COP26 summit: too little, too late

Photo courtesy of Tuna Ergan, Student Publications

As images of Biden nodding off at the COP26 show up on my feed, I cannot help but be infuriated about the disdain for the climate crisis.

The crisis is not a future problem. It is quickly passing the point of being a current problem as continued lack of action leads to irreversible damage.

It is a problem that can no longer be ignored, a problem that has long been critical and one that is apparently not worth the attention of the president of the world’s second largest polluter.

Biden’s climate summit nap is the perfect symbolism for his treatment of the issue. The spending bill currently working its way through Congress has been cut in half, with more cuts possibly to come, and devotes barely half a trillion dollars to combating climate change over the next decade.

According to the NOAA, climate events over just the past five years have caused around $640 billion of damage.

Events in 2017 alone caused over $300 billion in damages.

These figures are for the United States alone.

Damages around the world total far higher, and the United States’ role in the problem is outsized, as we produce nearly one-seventh of the world’s emissions.

Can the wealthiest country in the world not put more into solving the problem it helped cause?

Can it not see the value of spending more now to mitigate costs later on, not just for itself but for the rest of the world?

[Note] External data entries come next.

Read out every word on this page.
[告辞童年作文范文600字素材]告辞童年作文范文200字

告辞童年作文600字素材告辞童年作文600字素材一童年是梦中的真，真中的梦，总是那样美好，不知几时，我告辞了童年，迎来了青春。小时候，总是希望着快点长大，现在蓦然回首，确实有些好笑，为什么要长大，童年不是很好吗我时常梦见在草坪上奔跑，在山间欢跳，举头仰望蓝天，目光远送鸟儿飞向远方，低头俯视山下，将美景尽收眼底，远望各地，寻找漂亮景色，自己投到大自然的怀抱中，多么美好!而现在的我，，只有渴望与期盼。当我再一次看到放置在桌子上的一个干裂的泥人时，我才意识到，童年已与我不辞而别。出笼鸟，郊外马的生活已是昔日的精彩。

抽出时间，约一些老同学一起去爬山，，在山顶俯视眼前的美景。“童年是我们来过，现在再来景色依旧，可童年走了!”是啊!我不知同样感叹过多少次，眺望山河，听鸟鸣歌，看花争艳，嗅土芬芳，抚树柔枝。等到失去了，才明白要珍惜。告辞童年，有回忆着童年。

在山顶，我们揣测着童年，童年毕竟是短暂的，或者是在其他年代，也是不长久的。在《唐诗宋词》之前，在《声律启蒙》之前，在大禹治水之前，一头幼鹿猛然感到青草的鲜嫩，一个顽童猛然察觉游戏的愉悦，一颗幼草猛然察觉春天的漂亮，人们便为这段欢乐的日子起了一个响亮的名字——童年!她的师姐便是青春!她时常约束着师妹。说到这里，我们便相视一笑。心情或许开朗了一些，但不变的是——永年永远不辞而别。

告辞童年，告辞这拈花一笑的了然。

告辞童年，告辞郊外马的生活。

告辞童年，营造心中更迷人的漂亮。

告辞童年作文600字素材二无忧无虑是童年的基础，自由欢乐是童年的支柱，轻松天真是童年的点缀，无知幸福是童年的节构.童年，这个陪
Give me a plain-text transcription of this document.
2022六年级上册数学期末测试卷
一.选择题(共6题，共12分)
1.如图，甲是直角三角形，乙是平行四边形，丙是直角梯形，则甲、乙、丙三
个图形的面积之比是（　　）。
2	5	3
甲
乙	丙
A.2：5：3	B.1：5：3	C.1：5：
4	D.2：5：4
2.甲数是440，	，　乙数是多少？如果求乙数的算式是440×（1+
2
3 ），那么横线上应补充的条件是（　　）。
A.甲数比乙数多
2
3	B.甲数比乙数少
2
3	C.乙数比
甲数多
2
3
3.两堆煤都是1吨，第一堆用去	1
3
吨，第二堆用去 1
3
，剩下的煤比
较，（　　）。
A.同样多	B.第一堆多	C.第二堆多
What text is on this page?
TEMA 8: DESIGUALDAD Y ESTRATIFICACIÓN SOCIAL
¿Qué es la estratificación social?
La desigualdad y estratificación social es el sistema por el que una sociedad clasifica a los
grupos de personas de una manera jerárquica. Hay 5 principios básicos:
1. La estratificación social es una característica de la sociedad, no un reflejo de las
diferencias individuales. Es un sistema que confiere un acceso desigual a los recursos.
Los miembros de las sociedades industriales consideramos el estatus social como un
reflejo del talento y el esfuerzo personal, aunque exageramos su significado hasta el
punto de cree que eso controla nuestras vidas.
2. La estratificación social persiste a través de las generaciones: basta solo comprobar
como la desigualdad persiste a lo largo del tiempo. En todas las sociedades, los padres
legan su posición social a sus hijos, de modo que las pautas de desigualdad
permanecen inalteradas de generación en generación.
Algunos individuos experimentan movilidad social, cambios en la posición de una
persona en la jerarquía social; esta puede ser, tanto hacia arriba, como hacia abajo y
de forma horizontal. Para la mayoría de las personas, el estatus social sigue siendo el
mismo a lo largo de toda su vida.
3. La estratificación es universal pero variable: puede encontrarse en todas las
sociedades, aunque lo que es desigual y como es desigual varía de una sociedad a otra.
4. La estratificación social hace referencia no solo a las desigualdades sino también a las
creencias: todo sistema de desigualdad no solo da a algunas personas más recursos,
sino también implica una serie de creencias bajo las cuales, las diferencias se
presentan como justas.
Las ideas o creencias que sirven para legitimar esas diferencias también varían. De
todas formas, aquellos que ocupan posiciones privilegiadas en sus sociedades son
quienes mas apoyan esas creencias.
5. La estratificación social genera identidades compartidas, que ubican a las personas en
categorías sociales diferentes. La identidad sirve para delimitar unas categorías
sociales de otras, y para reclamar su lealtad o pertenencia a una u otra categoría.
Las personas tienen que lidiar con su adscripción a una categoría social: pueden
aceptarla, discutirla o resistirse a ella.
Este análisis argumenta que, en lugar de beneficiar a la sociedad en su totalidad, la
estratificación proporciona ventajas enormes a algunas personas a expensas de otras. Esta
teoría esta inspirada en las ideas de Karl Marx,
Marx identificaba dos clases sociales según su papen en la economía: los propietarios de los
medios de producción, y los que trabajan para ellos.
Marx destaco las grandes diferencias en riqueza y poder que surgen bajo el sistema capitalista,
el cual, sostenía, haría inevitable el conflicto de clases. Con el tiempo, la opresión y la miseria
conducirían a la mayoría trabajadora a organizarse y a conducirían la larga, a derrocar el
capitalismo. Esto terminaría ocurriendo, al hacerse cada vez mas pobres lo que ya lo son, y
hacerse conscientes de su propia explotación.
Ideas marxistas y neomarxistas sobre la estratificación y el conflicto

By no metric should the fight against climate change be anything but a top priority.

Scientists are more unified over the dangers than almost every other issue.

Economic analysis of climate policy shows unequivocal benefit before even factoring the human toll of inaction.

Still, many world leaders refuse to give the issue the attention it so desperately needs.

Changes, incremental changes, have been made, which I can admit is a start.

However, current policy puts the world on pace to warm around three degrees Celsius, double the maximum number before potentially irreversible climate effects take place.

All current future pledges and goals for carbon reduction put together still pace the world for a two-degree increase over pre-industrial levels, meaning that all promises made, fulfilled or otherwise, would still not be enough to reach the 1.5 degree threshold.

Despite the shortcomings, leaders, especially in America, refuse to acknowledge the gravity of the issue.

Republicans by and large refuse to even consider climate policy, but their partners on the other side of the aisle often fall well short as well.

Even with Democrats supposedly being a party of progress and science, many prominent ones stall or oppose progress.

From Biden’s confusing endorsement of fracking during the 2020 election to Joe Manchin’s refusal to cooperate to pass a bill with any significant climate package to Nancy Pelosi’s “green dream or whatever they call it” comments in 2019 to Diane Feinstein’s dismissal of youth activists to so many other examples, a bipartisan effort to slow meaningful climate policy stifles my faith in the vast majority of the American political scene.

While the problem is global, it can begin to be addressed at lower-scale levels.

Divestment from fossil fuels is a growing campaign that has moved amounts of money estimated to be up to $40 trillion away from that industry.

College campuses have faced divestment campaigns and cut ties to research and industries that contribute heavily to climate change.

Tech has an active campaign, known as ASI Georgia Tech, that focuses on divestment alongside sustainable investment, a movement that I heartily endorse.

Tech should divest, and the sooner campus leaders embrace ASI, the better the world will be.

One more campus divesting, while good, is only one more small step in the fight.

National and international movements like the Sunrise Movement, Fridays for Future, Extinction Rebellion and other organizations are good places to get involved.

My anger is shared by many, but until leaders take notice, the issue will continue to worsen.

I do not want to be angry. I do not want to worry about my future and the future of the planet.

I want those with the authority to make change at Tech, in the United States and around the world to take climate change as seriously as it deserves.

I hope for a carbon neutral future and that COP26 is not truly too little, too late.